The acquisition will combine Frontier's 2.2 million fiber subscribers in 25 states with Verizon's 7.4 million Fios connections in nine states and Washington, D.C., expanding Verizon's fiber coverage beyond its current regions. The deal is expected to generate at least $500 million in annual cost synergies and improve Verizon’s revenue and earnings growth.
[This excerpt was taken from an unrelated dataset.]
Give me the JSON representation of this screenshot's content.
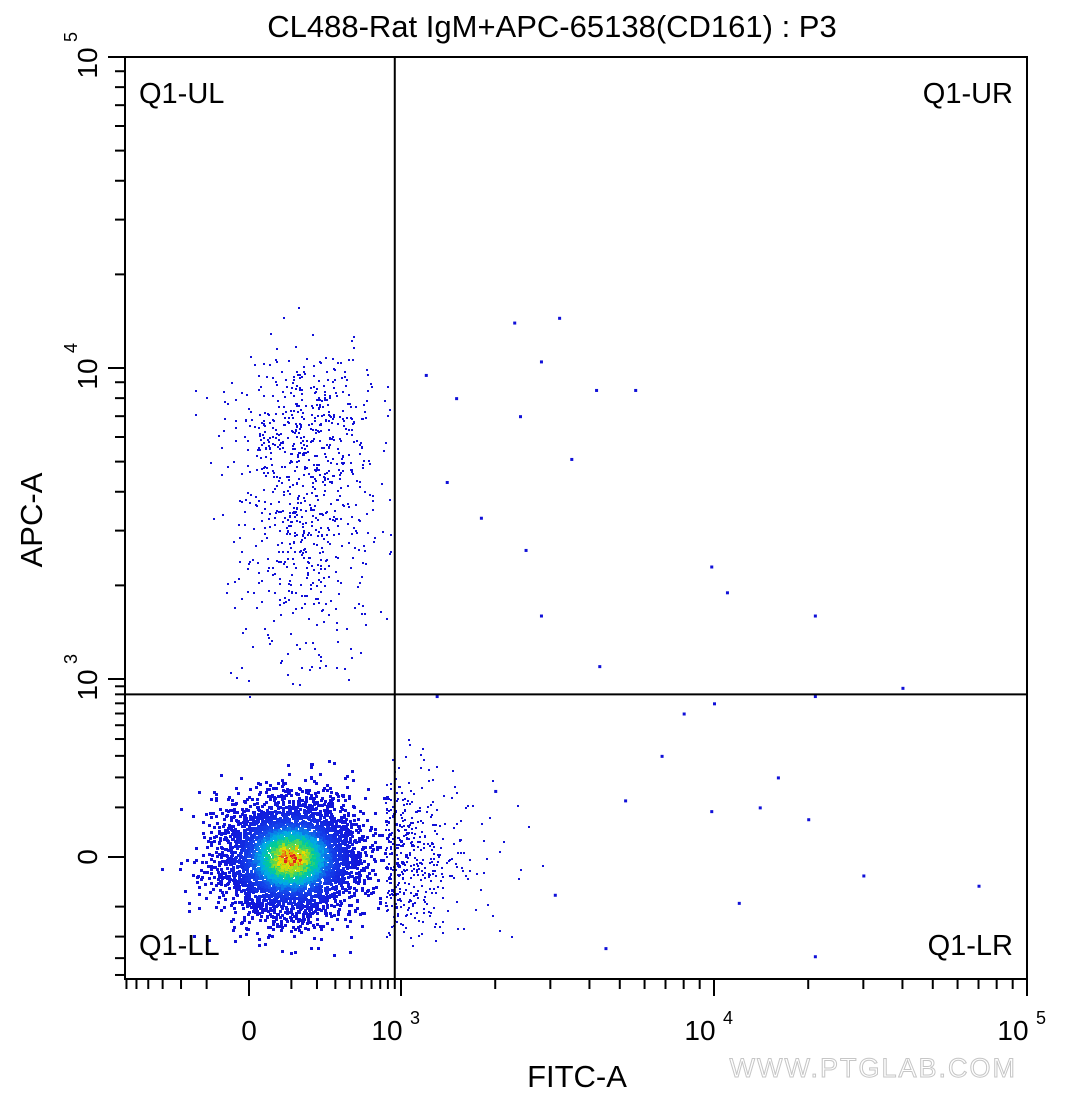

Amazon announced a $2.1 billion investment in its Delivery Service Partner (DSP) program, aimed at supporting small businesses that handle last-mile deliveries. This investment will be spread over the next five years and will offer partners resources such as new benefits for drivers, including access to health insurance, 401(k) plans, and tuition assistance. Additionally, Amazon plans to provide partners with tools, technology, and business coaching to help them improve efficiency and sustainability. The initiative is part of Amazon's effort to strengthen its logistics network and reduce delivery times.
Holiday hiring headlines are among us with Burlington being the first to weigh in. The retailer has announced a nationwide hiring initiative aimed at recruiting 23,000 part-time seasonal workers across its stores. The positions include cashiers, retail associates, and stocking associates. Additionally, the company plans to hire 1,500 full-time warehouse workers for its distribution centers. The hiring process will include nationwide events on September 24-25 and October 29-30, with interviews continuing through December.